Heute vor sieben Jahren habe ich über die wichtige Forschungsarbeit der Astronomin Jocelyn Bell Burnell geschrieben. Ihre Entdeckungen in der Radioastronomie und zu den pulsierenden Resten toter Sterne hat sie in den 1960er-Jahren gemacht; Jocelyn Bell Burnell hat aber auch heute noch interessante und wichtige Dinge zu sagen. Zum Beispiel in diesem Vortrag, den ich euch heute gerne zeigen möchte:
Einen Satz aus diesem Vortrag finde ich besonders wichtig: “We need all the talent”, sagt Bell Burnell und hat damit völlig recht! Egal wie viele sehr gute Gründe es sonst noch gibt (und es gibt sehr viele sehr gute Gründe!) dafür zu sorgen dass mehr Frauen die Möglichkeit haben eine wissenschaftliche Karriere zu verfolgen: Allein aus diesem Grund ist es eigentlich offensichtlich, dass der Status Quo immer noch nicht gut genug ist. Es ist einfach absurd, so viel potentielles Wissen einfach zu ignorieren!
Ich bin einmal bei einem Interview gefragt worden, was die großen offenen Fragen der Wissenschaft sind und was man tun kann, um sie zu beantworten. Bei einigen (zum Beispiel bei der Identifikation der Dunklen Materie) ist das vergleichsweise leicht zu beantworten; hier ist mittlerweile ziemlich klar, in welcher Richtung man die Antworten suchen muss und welche Forschungszweige man verstärkt verfolgen sollte.
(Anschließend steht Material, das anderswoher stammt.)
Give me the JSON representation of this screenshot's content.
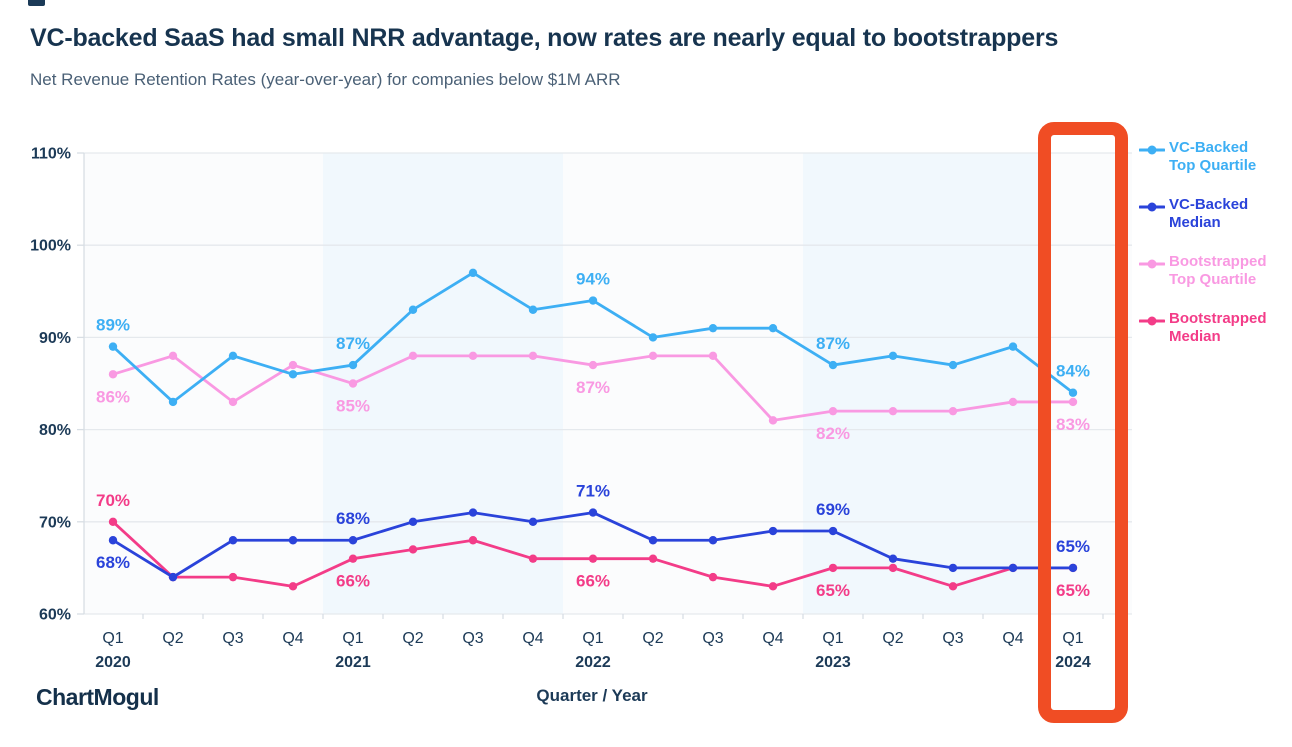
{
  "page": {
    "title": "VC-backed SaaS had small NRR advantage, now rates are nearly equal to bootstrappers",
    "subtitle": "Net Revenue Retention Rates (year-over-year) for companies below $1M ARR"
  },
  "footer": {
    "logo_text": "ChartMogul",
    "x_axis_title": "Quarter / Year"
  },
  "highlighted_quarter": "Q1 2024",
  "colors": {
    "title": "#17344f",
    "subtitle": "#4a6076",
    "axis_text": "#1c3a57",
    "axis_line": "#d8dee4",
    "gridline": "#e5e9ed",
    "plot_bg": "#fbfcfd",
    "band": "#f1f8fd",
    "highlight_box": "#f04d24",
    "vc_top": "#3daff4",
    "vc_median": "#2a43da",
    "boot_top": "#f999e2",
    "boot_median": "#f33c88"
  },
  "legend": {
    "items": [
      {
        "line1": "VC-Backed",
        "line2": "Top Quartile",
        "color_key": "vc_top"
      },
      {
        "line1": "VC-Backed",
        "line2": "Median",
        "color_key": "vc_median"
      },
      {
        "line1": "Bootstrapped",
        "line2": "Top Quartile",
        "color_key": "boot_top"
      },
      {
        "line1": "Bootstrapped",
        "line2": "Median",
        "color_key": "boot_median"
      }
    ]
  },
  "chart_data": {
    "type": "line",
    "x_categories": [
      "Q1",
      "Q2",
      "Q3",
      "Q4",
      "Q1",
      "Q2",
      "Q3",
      "Q4",
      "Q1",
      "Q2",
      "Q3",
      "Q4",
      "Q1",
      "Q2",
      "Q3",
      "Q4",
      "Q1"
    ],
    "x_years": [
      {
        "label": "2020",
        "index": 0
      },
      {
        "label": "2021",
        "index": 4
      },
      {
        "label": "2022",
        "index": 8
      },
      {
        "label": "2023",
        "index": 12
      },
      {
        "label": "2024",
        "index": 16
      }
    ],
    "xlabel": "Quarter / Year",
    "ylabel": "Net Revenue Retention Rate",
    "ylim": [
      60,
      110
    ],
    "ytick_step": 10,
    "grid": true,
    "legend_position": "right",
    "bands": [
      [
        3.5,
        7.5
      ],
      [
        11.5,
        15.5
      ]
    ],
    "draw_order": [
      2,
      0,
      3,
      1
    ],
    "series": [
      {
        "name": "VC-Backed Top Quartile",
        "slug": "vc-backed-top-quartile",
        "color_key": "vc_top",
        "values": [
          89,
          83,
          88,
          86,
          87,
          93,
          97,
          93,
          94,
          90,
          91,
          91,
          87,
          88,
          87,
          89,
          84
        ],
        "labels": [
          {
            "index": 0,
            "text": "89%",
            "position": "above"
          },
          {
            "index": 4,
            "text": "87%",
            "position": "above"
          },
          {
            "index": 8,
            "text": "94%",
            "position": "above"
          },
          {
            "index": 12,
            "text": "87%",
            "position": "above"
          },
          {
            "index": 16,
            "text": "84%",
            "position": "above"
          }
        ]
      },
      {
        "name": "VC-Backed Median",
        "slug": "vc-backed-median",
        "color_key": "vc_median",
        "values": [
          68,
          64,
          68,
          68,
          68,
          70,
          71,
          70,
          71,
          68,
          68,
          69,
          69,
          66,
          65,
          65,
          65
        ],
        "labels": [
          {
            "index": 0,
            "text": "68%",
            "position": "below"
          },
          {
            "index": 4,
            "text": "68%",
            "position": "above"
          },
          {
            "index": 8,
            "text": "71%",
            "position": "above"
          },
          {
            "index": 12,
            "text": "69%",
            "position": "above"
          },
          {
            "index": 16,
            "text": "65%",
            "position": "above"
          }
        ]
      },
      {
        "name": "Bootstrapped Top Quartile",
        "slug": "bootstrapped-top-quartile",
        "color_key": "boot_top",
        "values": [
          86,
          88,
          83,
          87,
          85,
          88,
          88,
          88,
          87,
          88,
          88,
          81,
          82,
          82,
          82,
          83,
          83
        ],
        "labels": [
          {
            "index": 0,
            "text": "86%",
            "position": "below"
          },
          {
            "index": 4,
            "text": "85%",
            "position": "below"
          },
          {
            "index": 8,
            "text": "87%",
            "position": "below"
          },
          {
            "index": 12,
            "text": "82%",
            "position": "below"
          },
          {
            "index": 16,
            "text": "83%",
            "position": "below"
          }
        ]
      },
      {
        "name": "Bootstrapped Median",
        "slug": "bootstrapped-median",
        "color_key": "boot_median",
        "values": [
          70,
          64,
          64,
          63,
          66,
          67,
          68,
          66,
          66,
          66,
          64,
          63,
          65,
          65,
          63,
          65,
          65
        ],
        "labels": [
          {
            "index": 0,
            "text": "70%",
            "position": "above"
          },
          {
            "index": 4,
            "text": "66%",
            "position": "below"
          },
          {
            "index": 8,
            "text": "66%",
            "position": "below"
          },
          {
            "index": 12,
            "text": "65%",
            "position": "below"
          },
          {
            "index": 16,
            "text": "65%",
            "position": "below"
          }
        ]
      }
    ]
  }
}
Bei anderen Fragen ist es schwieriger. Eine der größten offenen Fragen ist vermutlich die nach der Zusammenführung von Gravitationstheorie und Quantenmechanik in einer übergeordneten Theorie. Daran arbeiten Forscherinnen und Forscher seit Jahrzehnten und sind noch nicht wesentlich voran gekommen. Ohne so eine Theorie wird die Naturwissenschaft aber irgendwann an ihre Grenzen stoßen. Was soll man also tun? In welche Richtung soll man forschen?
Ich habe damals keine Antwort auf diese Frage gehabt und habe auch heute keine. Wie so eine Theorie der Quantengravitation wirklich aussehen kann, ist immer noch so unklar, dass sie irgendwo her kommen könnte. Die einzige Antwort die ich habe: Wir müssen dafür sorgen, dass wesentlich mehr Menschen Interesse an der Wissenschaft haben als heute! Und vor allem müssen wir dafür sorgen, dass wesentlich mehr Menschen die Möglichkeit haben, wissenschaftliche Karrieren zu verfolgen!
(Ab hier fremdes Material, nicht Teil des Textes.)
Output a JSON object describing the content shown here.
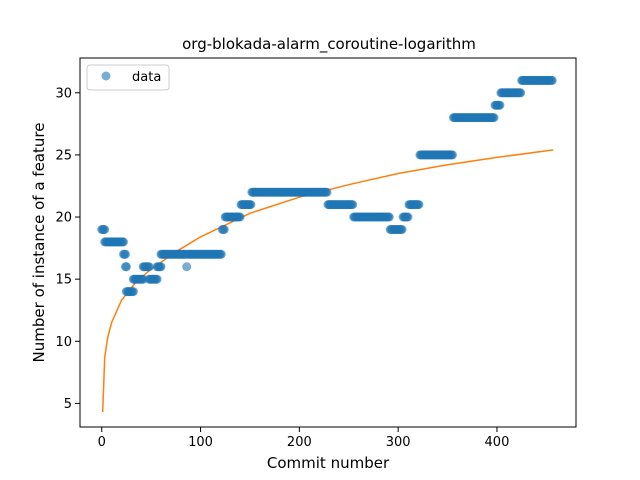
{
  "chart_data": {
    "type": "scatter",
    "title": "org-blokada-alarm_coroutine-logarithm",
    "xlabel": "Commit number",
    "ylabel": "Number of instance of a feature",
    "xlim": [
      -22,
      480
    ],
    "ylim": [
      3.1,
      32.8
    ],
    "xticks": [
      0,
      100,
      200,
      300,
      400
    ],
    "yticks": [
      5,
      10,
      15,
      20,
      25,
      30
    ],
    "grid": false,
    "legend_position": "top-left",
    "colors": {
      "scatter": "#1f77b4",
      "fit": "#ff7f0e"
    },
    "legend": [
      {
        "name": "data",
        "marker": "circle"
      }
    ],
    "segments": [
      {
        "x0": 0,
        "x1": 3,
        "y": 19
      },
      {
        "x0": 3,
        "x1": 22,
        "y": 18
      },
      {
        "x0": 22,
        "x1": 24,
        "y": 17
      },
      {
        "x0": 24,
        "x1": 25,
        "y": 16
      },
      {
        "x0": 25,
        "x1": 32,
        "y": 14
      },
      {
        "x0": 32,
        "x1": 42,
        "y": 15
      },
      {
        "x0": 42,
        "x1": 48,
        "y": 16
      },
      {
        "x0": 48,
        "x1": 56,
        "y": 15
      },
      {
        "x0": 56,
        "x1": 60,
        "y": 16
      },
      {
        "x0": 60,
        "x1": 85,
        "y": 17
      },
      {
        "x0": 86,
        "x1": 86,
        "y": 16
      },
      {
        "x0": 87,
        "x1": 121,
        "y": 17
      },
      {
        "x0": 122,
        "x1": 124,
        "y": 19
      },
      {
        "x0": 125,
        "x1": 140,
        "y": 20
      },
      {
        "x0": 141,
        "x1": 151,
        "y": 21
      },
      {
        "x0": 152,
        "x1": 228,
        "y": 22
      },
      {
        "x0": 229,
        "x1": 254,
        "y": 21
      },
      {
        "x0": 255,
        "x1": 291,
        "y": 20
      },
      {
        "x0": 292,
        "x1": 304,
        "y": 19
      },
      {
        "x0": 305,
        "x1": 310,
        "y": 20
      },
      {
        "x0": 311,
        "x1": 321,
        "y": 21
      },
      {
        "x0": 322,
        "x1": 355,
        "y": 25
      },
      {
        "x0": 356,
        "x1": 397,
        "y": 28
      },
      {
        "x0": 398,
        "x1": 403,
        "y": 29
      },
      {
        "x0": 404,
        "x1": 424,
        "y": 30
      },
      {
        "x0": 425,
        "x1": 456,
        "y": 31
      }
    ],
    "fit_curve": {
      "x": [
        1,
        3,
        6,
        10,
        20,
        35,
        50,
        75,
        100,
        150,
        200,
        250,
        300,
        350,
        400,
        457
      ],
      "y": [
        4.3,
        8.7,
        10.3,
        11.5,
        13.3,
        14.8,
        15.8,
        17.2,
        18.4,
        20.3,
        21.6,
        22.6,
        23.5,
        24.2,
        24.8,
        25.4
      ]
    }
  }
}
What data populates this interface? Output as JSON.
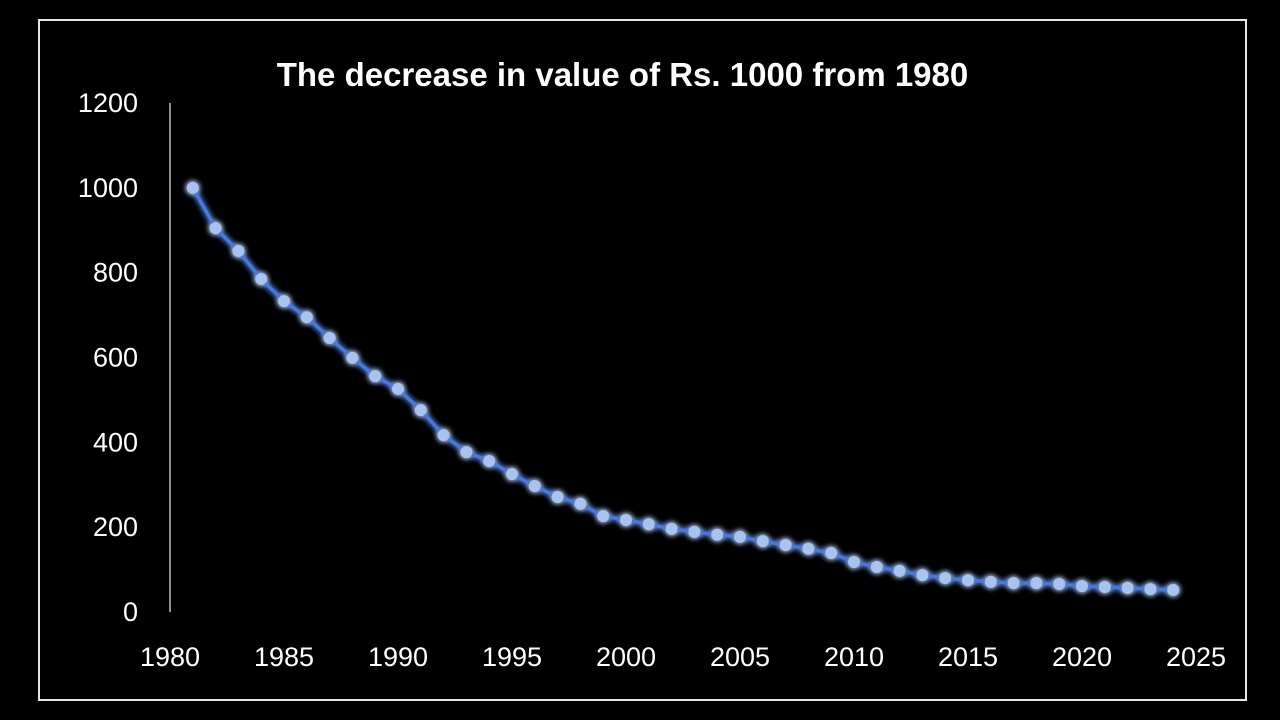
{
  "chart_data": {
    "type": "line",
    "title": "The decrease in value of Rs. 1000 from 1980",
    "xlabel": "",
    "ylabel": "",
    "xlim": [
      1980,
      2025
    ],
    "ylim": [
      0,
      1200
    ],
    "xticks": [
      1980,
      1985,
      1990,
      1995,
      2000,
      2005,
      2010,
      2015,
      2020,
      2025
    ],
    "yticks": [
      0,
      200,
      400,
      600,
      800,
      1000,
      1200
    ],
    "grid": false,
    "legend": "none",
    "colors": {
      "background": "#000000",
      "line": "#4a78d8",
      "marker": "#a9c3ef",
      "glow": "#2f6bff",
      "text": "#ffffff"
    },
    "series": [
      {
        "x": [
          1981,
          1982,
          1983,
          1984,
          1985,
          1986,
          1987,
          1988,
          1989,
          1990,
          1991,
          1992,
          1993,
          1994,
          1995,
          1996,
          1997,
          1998,
          1999,
          2000,
          2001,
          2002,
          2003,
          2004,
          2005,
          2006,
          2007,
          2008,
          2009,
          2010,
          2011,
          2012,
          2013,
          2014,
          2015,
          2016,
          2017,
          2018,
          2019,
          2020,
          2021,
          2022,
          2023,
          2024
        ],
        "y": [
          1000,
          905,
          851,
          785,
          733,
          695,
          646,
          599,
          556,
          526,
          476,
          417,
          377,
          356,
          325,
          297,
          271,
          255,
          226,
          217,
          207,
          196,
          189,
          182,
          177,
          167,
          158,
          149,
          139,
          118,
          106,
          97,
          87,
          80,
          75,
          71,
          68,
          68,
          66,
          61,
          59,
          57,
          54,
          52
        ]
      }
    ]
  }
}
Die Wissenschaft hat schon so enorm viel erreicht. Wir haben so enorm viel über unser Universum herausgefunden; unsere Welt und unseren Alltag so enorm verändert. Und trotzdem sind die Ergebnisse der Wissenschaft fast ausschließlich von europäischen/nordamerikanischen Männern gefunden worden. Die stellen aber nur einen kleinen Teil der gesamten Weltbevölkerung dar. Wie anders könnte unsere Welt heute aussehen, wenn wir all das geistige Potential so vieler anderen Menschen nicht so lange ignoriert hätten und heute immer noch viel zu sehr ignorieren? Was hätten wir schon alles entdecken und herausfinden können, wenn von Anfang an die Frauen einen gleichberechtigten Zugang zur Wissenschaft gehabt hätten? Wenn nicht so große Teile der Welt (zum Beispiel in Afrika) unter so vielen anderen Problemen zu kämpfen haben?
Vielleicht hat man der Person, die unsere Energiekrise lösen hätte können eine wissenschaftliche Karriere ausgeredet, weil das “nichts für Frauen” ist? Vielleicht ist die Entdeckerin der Quantengravitation in irgendeinem afrikanischen Land verhungert? Welche Chancen haben wir verpasst, weil unsere Gesellschaft nicht allen die gleichen Chancen bietet? Jocelyn Bell Burnell hat völlig Recht, wenn sie sagt dass wir das ganze Talent der Menschheit brauchen. Eine andere Strategie können wir uns schlicht und einfach nicht leisten.